企業の知見を結集 コロナで苦境の展示会・イベントのDXを推進

バーチャル展示会サービスで注目を集める日本オンラインバーチャルイベント展示会協会。同協会の奥村美徳専務理事は事業構想大学院大学のプロジェクト研究に参画し、事業開発を進めてきた。

バーチャル展示会のあらゆる機能を
ワンストップで提供

コロナ禍の影響でリアル空間での展示会・イベントを開催しづらい状況が続く中で、オンライン上でのバーチャル展示会・イベントの需要が拡大している。この市場で存在感を発揮しているのが、IT企業や広告代理店が連携して2020年10月に設立された、一般社団法人日本オンラインバーチャルイベント展示会協会(JOVEA)だ。

JOVEA 参加企業が開発・販売する「DX EXhibition」は、バーチャル展示会に必要なツールをワンストップで提供するサービス

JOVEAの参加企業が開発・販売するバーチャル展示会サービス「DX EXhibition」は、多彩な会場ブースやCMS、アクセス解析、オンライン名刺交換、セキュリティ、集客、AR・VRコンテンツ、AIチャットボットなど、バーチャル展示会に必要なツールをワンストップで提供するものだ。「納期は最短で10日、価格は100万円以下と、競合サービスに比べ大きな優位性を持っています」と話すのは、JOVEA専務理事でジャパンプランニングセンター(名古屋市)執行役員の奥村美徳氏。DX EXhibitionはすでに民間企業や自治体主催のバーチャル展示会に多数採用されている。

「弊社は広告代理店で、コロナ禍で展示会の仕事を失った協力会社の声を聞いて3月頃にバーチャル展示会サービスを発案しました。VR・ARの技術開発やWEBデザインを手掛けるアイデアクラウド(新部昌也代表取締役CEO)や、中京テレビと連携して昨年7月に任意団体としてJOVEAを設立、10月に一般社団法人化しました」

プロジェクト研究参加が転機に

バーチャル展示会サービスを構想し、JOVEAの立ち上げを主導した奥村氏は、2019年12月にスタートした事業構想大学院大学の「名古屋新規事業開発プロジェクト研究」に参加したことが転機になったと振り返る。

プロジェクト研究は、新規事業担当者や事業承継者などを対象に、教授陣やゲスト教員の支援のもと、1年間で自社の新事業の構想とその実現のための構想計画を立てる講座だ。名古屋新規事業開発プロジェクト研究には奥村氏を含め10数名が参加した。

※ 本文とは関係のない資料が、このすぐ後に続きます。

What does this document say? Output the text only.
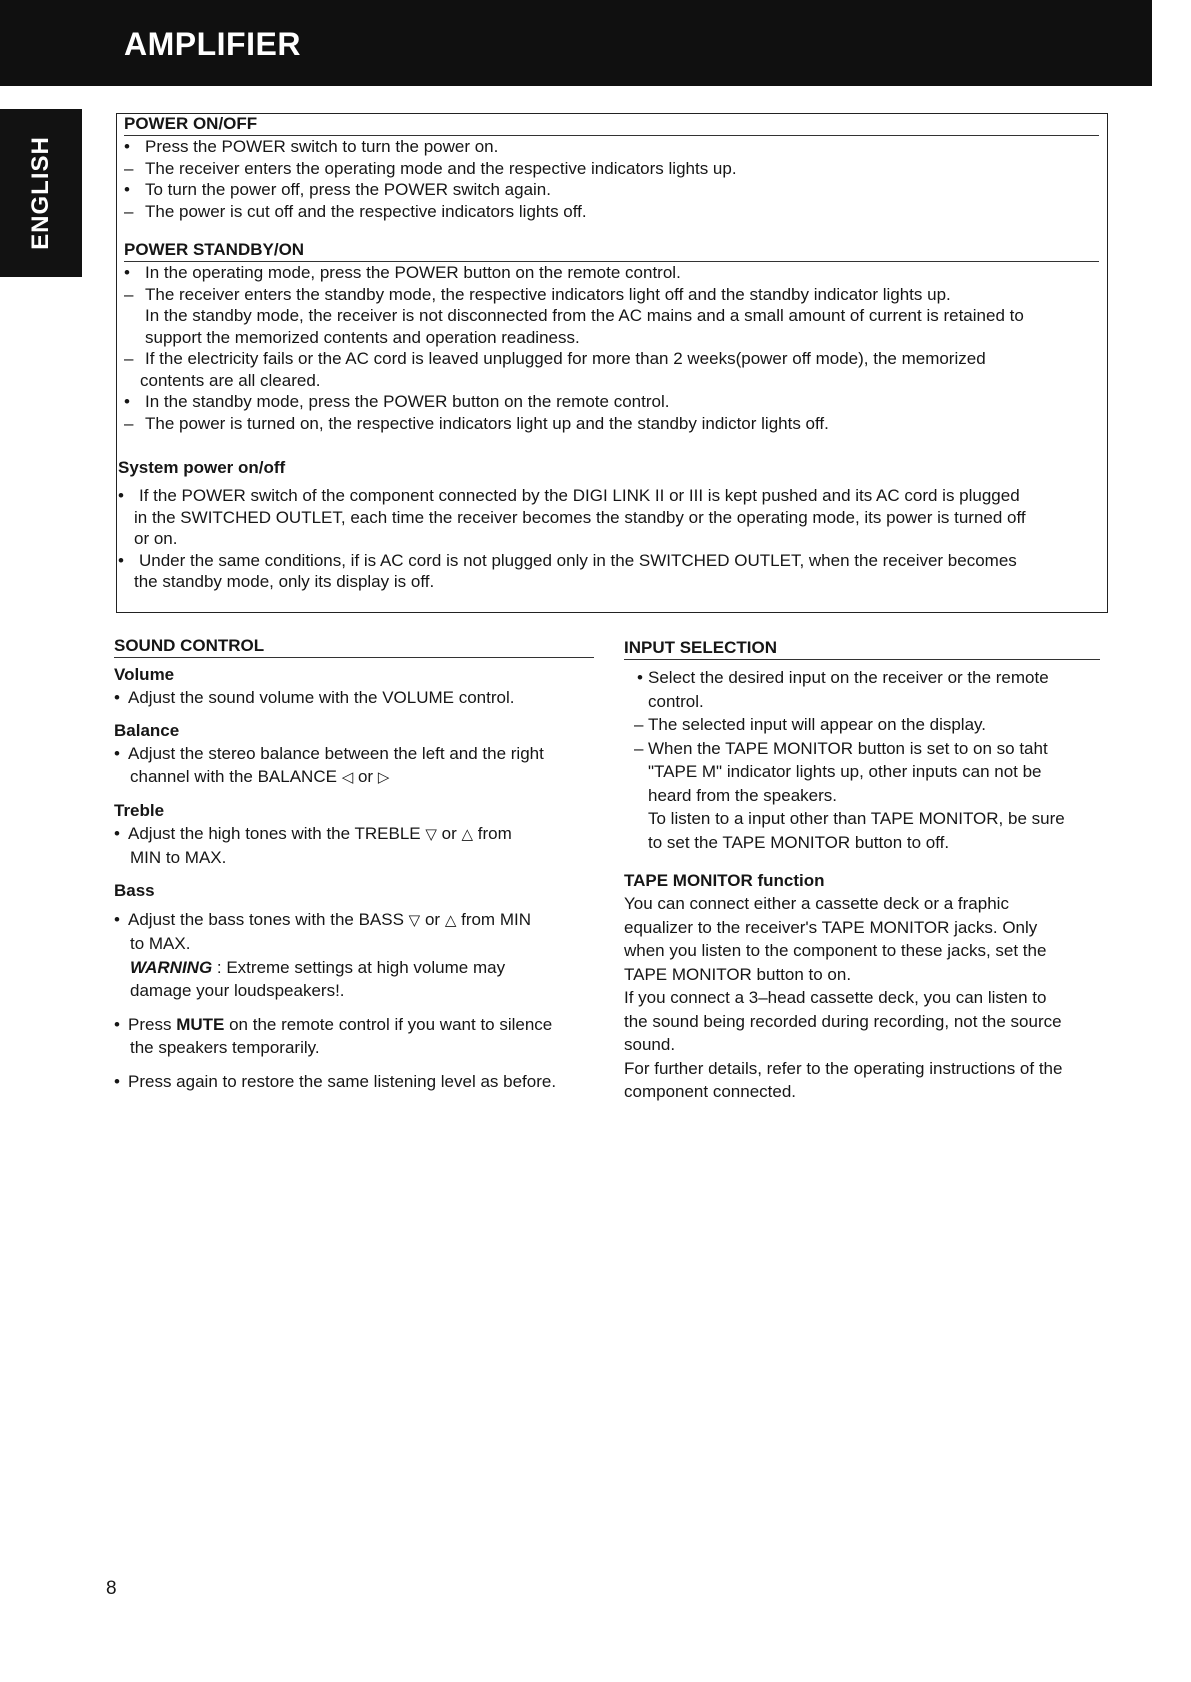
AMPLIFIER
ENGLISH
POWER ON/OFF
• Press the POWER switch to turn the power on.
– The receiver enters the operating mode and the respective indicators lights up.
• To turn the power off, press the POWER switch again.
– The power is cut off and the respective indicators lights off.
POWER STANDBY/ON
• In the operating mode, press the POWER button on the remote control.
– The receiver enters the standby mode, the respective indicators light off and the standby indicator lights up.
In the standby mode, the receiver is not disconnected from the AC mains and a small amount of current is retained to
support the memorized contents and operation readiness.
– If the electricity fails or the AC cord is leaved unplugged for more than 2 weeks(power off mode), the memorized
contents are all cleared.
• In the standby mode, press the POWER button on the remote control.
– The power is turned on, the respective indicators light up and the standby indictor lights off.
System power on/off
• If the POWER switch of the component connected by the DIGI LINK II or III is kept pushed and its AC cord is plugged
in the SWITCHED OUTLET, each time the receiver becomes the standby or the operating mode, its power is turned off
or on.
• Under the same conditions, if is AC cord is not plugged only in the SWITCHED OUTLET, when the receiver becomes
the standby mode, only its display is off.
SOUND CONTROL
Volume
• Adjust the sound volume with the VOLUME control.
Balance
• Adjust the stereo balance between the left and the right
channel with the BALANCE ◁ or ▷
Treble
• Adjust the high tones with the TREBLE ▽ or △ from
MIN to MAX.
Bass
• Adjust the bass tones with the BASS ▽ or △ from MIN
to MAX.
WARNING : Extreme settings at high volume may
damage your loudspeakers!.
• Press MUTE on the remote control if you want to silence
the speakers temporarily.
• Press again to restore the same listening level as before.
INPUT SELECTION
• Select the desired input on the receiver or the remote
control.
– The selected input will appear on the display.
– When the TAPE MONITOR button is set to on so taht
"TAPE M" indicator lights up, other inputs can not be
heard from the speakers.
To listen to a input other than TAPE MONITOR, be sure
to set the TAPE MONITOR button to off.
TAPE MONITOR function
You can connect either a cassette deck or a fraphic
equalizer to the receiver's TAPE MONITOR jacks. Only
when you listen to the component to these jacks, set the
TAPE MONITOR button to on.
If you connect a 3–head cassette deck, you can listen to
the sound being recorded during recording, not the source
sound.
For further details, refer to the operating instructions of the
component connected.
8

「プロジェクト研究はイノベーション方法や新規事業開発に関する幅広い知識を得られただけでなく、何よりも人が魅力でしたね。異業種が幅広く集まっていたため、新しい事業アイデアを共有すれば、教授陣や受講生が様々な意見を出してくれました。アイデアを叩き、磨き上げる場として非常にプラスでした」と奥村氏。

プロジェクト研究を担当した青山忠靖特任教授は「一般社団法人化して幅広い企業を巻き込むことに成功したJOVEAの事業モデルは見事だと思います。奥村さんがどんどん新規事業開発を進める姿勢は、他の受講生にも大いに刺激を与えました」と語る。

JOVEAは今後さらに参画企業を募りながら、国内約1.5兆円と言われるBtoB展示会・見本市市場を開拓していく。「新型コロナウイルスの制限がない状態に戻ったとしても、リアルのイベントや展示会をDXで魅力化・効率化させるニーズは消えないはずです。参加企業の力を合わせ、展示会・イベント業界の発展に寄与していきます」と奥村氏は目標を語った。